Constituição estadual

Dispositivo sobre Conselho de Educação é questionado pelo CE

O governador do Ceará, Lúcio Alcântara, entrou com uma Ação Direta de Inconstitucionalidade contra dispositivo da Constituição do Estado. O governador quer suprimir o parágrafo 1º do artigo 230, onde se determina que o Conselho de Educação será integrado por educadores, "indicados na seguinte proporção: um terço pelo Secretário de Educação e dois terços pelo Legislativo".

O governador explica que o Supremo Tribunal Federal, em 1989, concedeu liminar suspendendo a expressão, mas que, em 2001, o ministro relator da Ação Direta de Inconstitucionalidade ADI 143, Celso de Mello, solicitou informações ao Executivo estadual, para saber se as normas impugnadas encontravam-se ainda em vigor ou se tinham sofrido alteração em seu conteúdo.

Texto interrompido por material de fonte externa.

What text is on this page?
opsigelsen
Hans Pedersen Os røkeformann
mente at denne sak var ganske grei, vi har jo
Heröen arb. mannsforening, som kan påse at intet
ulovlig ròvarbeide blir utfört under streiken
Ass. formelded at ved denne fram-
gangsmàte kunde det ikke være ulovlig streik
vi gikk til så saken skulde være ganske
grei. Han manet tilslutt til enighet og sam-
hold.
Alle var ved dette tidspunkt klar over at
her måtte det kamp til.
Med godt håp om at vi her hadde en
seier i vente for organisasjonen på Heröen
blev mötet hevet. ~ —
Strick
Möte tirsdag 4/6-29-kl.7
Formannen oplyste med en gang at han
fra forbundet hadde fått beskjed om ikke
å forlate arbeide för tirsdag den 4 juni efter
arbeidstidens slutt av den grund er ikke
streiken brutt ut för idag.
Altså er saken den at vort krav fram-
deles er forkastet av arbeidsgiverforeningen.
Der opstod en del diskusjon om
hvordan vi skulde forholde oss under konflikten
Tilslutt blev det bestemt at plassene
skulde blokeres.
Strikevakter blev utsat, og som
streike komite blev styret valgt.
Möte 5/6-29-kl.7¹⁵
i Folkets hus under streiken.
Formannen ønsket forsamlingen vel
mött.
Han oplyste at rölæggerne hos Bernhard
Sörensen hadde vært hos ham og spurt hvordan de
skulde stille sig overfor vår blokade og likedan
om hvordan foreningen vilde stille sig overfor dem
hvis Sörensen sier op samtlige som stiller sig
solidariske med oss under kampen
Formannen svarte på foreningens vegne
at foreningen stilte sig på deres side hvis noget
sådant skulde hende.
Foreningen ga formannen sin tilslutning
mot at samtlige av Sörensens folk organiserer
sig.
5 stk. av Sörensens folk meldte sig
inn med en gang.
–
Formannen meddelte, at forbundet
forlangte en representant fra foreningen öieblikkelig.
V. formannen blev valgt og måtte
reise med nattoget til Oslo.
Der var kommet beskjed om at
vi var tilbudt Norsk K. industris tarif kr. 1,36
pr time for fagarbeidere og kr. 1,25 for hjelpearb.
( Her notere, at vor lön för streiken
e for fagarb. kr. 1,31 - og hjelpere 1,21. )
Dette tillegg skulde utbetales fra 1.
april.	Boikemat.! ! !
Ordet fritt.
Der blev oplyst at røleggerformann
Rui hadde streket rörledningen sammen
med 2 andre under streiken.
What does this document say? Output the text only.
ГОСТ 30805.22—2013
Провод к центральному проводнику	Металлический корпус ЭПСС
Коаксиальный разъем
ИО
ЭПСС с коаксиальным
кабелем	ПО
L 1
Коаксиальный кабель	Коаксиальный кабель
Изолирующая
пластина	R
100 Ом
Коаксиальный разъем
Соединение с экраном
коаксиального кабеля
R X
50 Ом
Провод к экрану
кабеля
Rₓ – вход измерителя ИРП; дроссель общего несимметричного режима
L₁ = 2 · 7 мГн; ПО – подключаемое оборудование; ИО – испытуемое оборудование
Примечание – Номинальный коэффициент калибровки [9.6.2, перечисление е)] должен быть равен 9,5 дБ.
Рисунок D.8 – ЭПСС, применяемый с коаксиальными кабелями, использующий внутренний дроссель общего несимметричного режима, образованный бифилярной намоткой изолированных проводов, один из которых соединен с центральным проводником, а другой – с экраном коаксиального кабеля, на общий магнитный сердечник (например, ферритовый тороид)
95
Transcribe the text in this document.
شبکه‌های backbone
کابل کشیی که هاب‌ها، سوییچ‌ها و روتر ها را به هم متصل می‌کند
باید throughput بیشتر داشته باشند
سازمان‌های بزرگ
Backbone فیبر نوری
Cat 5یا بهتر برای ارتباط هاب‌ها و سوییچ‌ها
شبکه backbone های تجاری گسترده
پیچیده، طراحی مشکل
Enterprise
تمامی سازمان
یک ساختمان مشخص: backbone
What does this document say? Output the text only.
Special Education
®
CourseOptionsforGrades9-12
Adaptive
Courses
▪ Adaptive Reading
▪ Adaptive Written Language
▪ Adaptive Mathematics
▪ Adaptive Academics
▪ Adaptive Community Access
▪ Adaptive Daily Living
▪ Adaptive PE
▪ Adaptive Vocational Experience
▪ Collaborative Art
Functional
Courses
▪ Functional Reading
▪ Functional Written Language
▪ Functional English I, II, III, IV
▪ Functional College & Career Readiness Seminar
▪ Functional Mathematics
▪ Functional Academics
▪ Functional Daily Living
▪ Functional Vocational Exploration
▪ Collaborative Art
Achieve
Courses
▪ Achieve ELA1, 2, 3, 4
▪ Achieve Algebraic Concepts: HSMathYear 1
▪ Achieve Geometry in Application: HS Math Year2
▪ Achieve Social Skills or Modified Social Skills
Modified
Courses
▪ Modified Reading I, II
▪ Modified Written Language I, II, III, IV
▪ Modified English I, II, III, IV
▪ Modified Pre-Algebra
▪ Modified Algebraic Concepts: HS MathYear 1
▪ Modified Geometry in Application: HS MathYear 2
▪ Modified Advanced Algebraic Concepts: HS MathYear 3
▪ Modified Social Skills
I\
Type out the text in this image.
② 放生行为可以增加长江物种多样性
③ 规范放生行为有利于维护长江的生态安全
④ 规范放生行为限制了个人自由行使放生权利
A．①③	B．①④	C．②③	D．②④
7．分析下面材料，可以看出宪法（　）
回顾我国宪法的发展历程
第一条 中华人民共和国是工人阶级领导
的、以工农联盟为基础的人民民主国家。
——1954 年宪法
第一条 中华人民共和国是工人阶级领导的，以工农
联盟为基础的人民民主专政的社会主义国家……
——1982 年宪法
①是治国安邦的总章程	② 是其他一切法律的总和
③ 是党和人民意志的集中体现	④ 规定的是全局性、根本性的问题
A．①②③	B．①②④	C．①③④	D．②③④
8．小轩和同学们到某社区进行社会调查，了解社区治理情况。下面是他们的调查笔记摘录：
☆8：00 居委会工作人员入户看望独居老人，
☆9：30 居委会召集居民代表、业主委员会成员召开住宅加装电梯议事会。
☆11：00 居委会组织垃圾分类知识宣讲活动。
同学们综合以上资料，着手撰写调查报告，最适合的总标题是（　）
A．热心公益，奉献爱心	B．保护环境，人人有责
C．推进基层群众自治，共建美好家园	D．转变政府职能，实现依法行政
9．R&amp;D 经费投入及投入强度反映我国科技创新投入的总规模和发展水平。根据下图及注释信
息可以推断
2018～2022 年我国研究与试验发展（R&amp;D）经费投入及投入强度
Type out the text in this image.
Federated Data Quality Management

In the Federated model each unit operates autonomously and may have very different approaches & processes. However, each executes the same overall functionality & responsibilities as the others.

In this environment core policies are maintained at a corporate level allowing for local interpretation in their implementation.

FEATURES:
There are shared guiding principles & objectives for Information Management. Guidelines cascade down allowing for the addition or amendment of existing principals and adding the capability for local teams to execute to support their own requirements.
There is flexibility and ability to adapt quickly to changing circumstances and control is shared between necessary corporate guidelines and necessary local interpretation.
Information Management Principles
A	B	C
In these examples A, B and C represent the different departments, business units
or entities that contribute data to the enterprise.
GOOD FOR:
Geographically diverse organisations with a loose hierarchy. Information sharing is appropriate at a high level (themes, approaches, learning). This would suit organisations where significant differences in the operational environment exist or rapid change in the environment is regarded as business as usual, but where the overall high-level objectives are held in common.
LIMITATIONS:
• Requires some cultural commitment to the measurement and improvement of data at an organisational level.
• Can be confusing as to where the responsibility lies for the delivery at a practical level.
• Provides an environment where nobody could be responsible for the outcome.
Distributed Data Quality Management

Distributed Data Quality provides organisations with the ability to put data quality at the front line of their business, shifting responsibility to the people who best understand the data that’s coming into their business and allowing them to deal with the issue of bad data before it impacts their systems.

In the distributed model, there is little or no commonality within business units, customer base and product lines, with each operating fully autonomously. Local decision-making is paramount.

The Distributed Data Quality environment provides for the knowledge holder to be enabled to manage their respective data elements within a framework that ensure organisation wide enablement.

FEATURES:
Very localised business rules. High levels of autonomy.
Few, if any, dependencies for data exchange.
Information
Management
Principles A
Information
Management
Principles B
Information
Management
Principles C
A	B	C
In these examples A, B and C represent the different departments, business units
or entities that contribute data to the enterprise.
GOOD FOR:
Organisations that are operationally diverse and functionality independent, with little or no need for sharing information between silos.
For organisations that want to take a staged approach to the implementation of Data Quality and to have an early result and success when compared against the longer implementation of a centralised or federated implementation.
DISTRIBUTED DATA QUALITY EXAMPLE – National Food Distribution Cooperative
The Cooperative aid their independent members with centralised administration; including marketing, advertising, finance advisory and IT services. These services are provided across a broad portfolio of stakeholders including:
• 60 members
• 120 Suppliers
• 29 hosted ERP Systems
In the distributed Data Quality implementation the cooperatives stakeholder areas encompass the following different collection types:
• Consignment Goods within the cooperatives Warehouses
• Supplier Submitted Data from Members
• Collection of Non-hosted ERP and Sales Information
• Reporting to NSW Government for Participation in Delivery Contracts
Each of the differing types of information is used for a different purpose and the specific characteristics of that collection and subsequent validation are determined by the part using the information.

O pedido de informações, segundo afirma o governador Lúcio Alcântara, não obteve resposta, por falha burocrática involuntária. Em maio de 2002, o ministro Celso de Mello entendeu, então, ser o caso de extinção do processo sem julgamento do mérito, com a conseqüente cassação das cautelares anteriormente deferidas.

O governador argumenta inconstitucionalidade por invasão de competência do chefe do poder Executivo (artigo 25 da Constituição Federal) e provimento de cargos e empregos públicos mediante transferência indiscriminada de servidores (artigo 37, II, da Carta Federal).

Na ação, ele salienta que o dispositivo da Constituição do Ceará usurpa a competência do chefe do Executivo, ao atribuir à Assembléia Legislativa e ao Secretário de Estado da Educação a indicação dos conselheiros do Conselho de Educação do Ceará. "Fica evidente a submissão do chefe do Executivo às ingerências de outro poder (o Legislativo) a até às deliberações de seu auxiliar direto (o secretário de estado da Educação), afirma.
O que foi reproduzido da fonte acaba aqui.